If you are at peace you are living in the present.”
• Perhaps you have 10 items on your to-do list. Before hopping on the hamster wheel, ask yourself is this something I really need to do today? The answer may surprise you. Pick two or three meaningful items to accomplish in the day.
• Try a yoga class or practice. In yoga, students attempt connecting body and mind through the breath. Do not turn it into a “to-do”; instead try observing it as a doorway to center and slow down.
• Practice mindfulness: a mental state achieved by focusing one’s awareness on the present moment, while calmly acknowledging and accepting one’s feelings, thoughts, and bodily sensations.
• Walk for mental clarity. Let go of the app that asks you to take 10,000 steps a day and allow yourself to become aware of senses around you
such as the sights, sounds and smells of nature.
As we feel the pressure of the typical New Year’s resolutions like preserving a youthful body, getting promoted at work or raising the perfect kids, let’s take a step back and return our focus to what is meaningful in our lives and what we can do to engage and enhance it.

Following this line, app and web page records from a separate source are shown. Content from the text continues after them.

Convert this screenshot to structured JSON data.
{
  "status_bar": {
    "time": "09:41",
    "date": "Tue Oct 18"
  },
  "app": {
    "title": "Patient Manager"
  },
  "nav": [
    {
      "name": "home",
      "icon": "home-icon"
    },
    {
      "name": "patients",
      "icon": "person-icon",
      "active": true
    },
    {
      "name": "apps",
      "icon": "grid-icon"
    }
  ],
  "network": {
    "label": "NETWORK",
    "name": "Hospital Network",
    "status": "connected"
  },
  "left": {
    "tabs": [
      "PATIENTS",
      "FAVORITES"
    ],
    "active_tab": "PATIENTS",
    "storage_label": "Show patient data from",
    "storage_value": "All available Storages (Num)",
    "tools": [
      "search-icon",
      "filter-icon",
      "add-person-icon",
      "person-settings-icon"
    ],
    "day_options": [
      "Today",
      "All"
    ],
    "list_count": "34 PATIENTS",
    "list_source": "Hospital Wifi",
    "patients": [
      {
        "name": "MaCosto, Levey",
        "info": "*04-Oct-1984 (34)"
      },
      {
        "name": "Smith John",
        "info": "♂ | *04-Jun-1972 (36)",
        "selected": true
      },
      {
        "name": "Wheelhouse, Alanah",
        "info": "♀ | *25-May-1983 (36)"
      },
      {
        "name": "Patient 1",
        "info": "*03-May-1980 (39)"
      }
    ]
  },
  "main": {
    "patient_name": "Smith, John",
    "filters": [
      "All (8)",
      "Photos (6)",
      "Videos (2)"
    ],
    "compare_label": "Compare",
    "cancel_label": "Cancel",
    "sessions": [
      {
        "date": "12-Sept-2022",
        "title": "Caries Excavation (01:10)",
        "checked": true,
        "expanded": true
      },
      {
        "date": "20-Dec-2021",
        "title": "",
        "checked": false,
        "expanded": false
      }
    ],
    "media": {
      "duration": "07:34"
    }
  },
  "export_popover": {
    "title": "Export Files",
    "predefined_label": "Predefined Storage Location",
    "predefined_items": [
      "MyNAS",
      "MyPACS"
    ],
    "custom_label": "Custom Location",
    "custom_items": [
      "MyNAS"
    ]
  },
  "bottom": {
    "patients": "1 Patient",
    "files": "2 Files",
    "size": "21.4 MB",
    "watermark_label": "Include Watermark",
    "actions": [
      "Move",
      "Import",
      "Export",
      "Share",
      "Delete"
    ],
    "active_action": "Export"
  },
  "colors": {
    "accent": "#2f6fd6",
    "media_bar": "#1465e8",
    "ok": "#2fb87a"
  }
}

Often it’s simply being present in our relationships and pursuing our passions at a mindful pace.
As 2017 unfolds, take time to pay attention to ways you can allow less to equal more in your life and be open to the gifts of each day.
Amy Chlebek Lloyd is a licensed professional counselor with over ten years’ experience in private practice. She holds a Master of Science degree in professional counseling and worked for a leading psychiatric and addiction hospital in Atlanta. Amy’s specialties include complex PTSD, addiction, anxiety, depression, food issues and stress management. Her clinical focus is individual, couples and groups using psychoanalytic and cognitive techniques. Amy’s undergraduate degree is in Aviation Engineering and she has experience in the corporate setting.
Trained and certified in yoga and barre, Amy has led 12-step support groups, yoga retreats, mindfulness and meditation education and barre classes. More recently, she studied plant-based nutrition at Cornell University due to her interest in the science and psychology of healthy eating. Amy lives in a northern suburb of Atlanta with her husband and two step sons ages 22 and 19.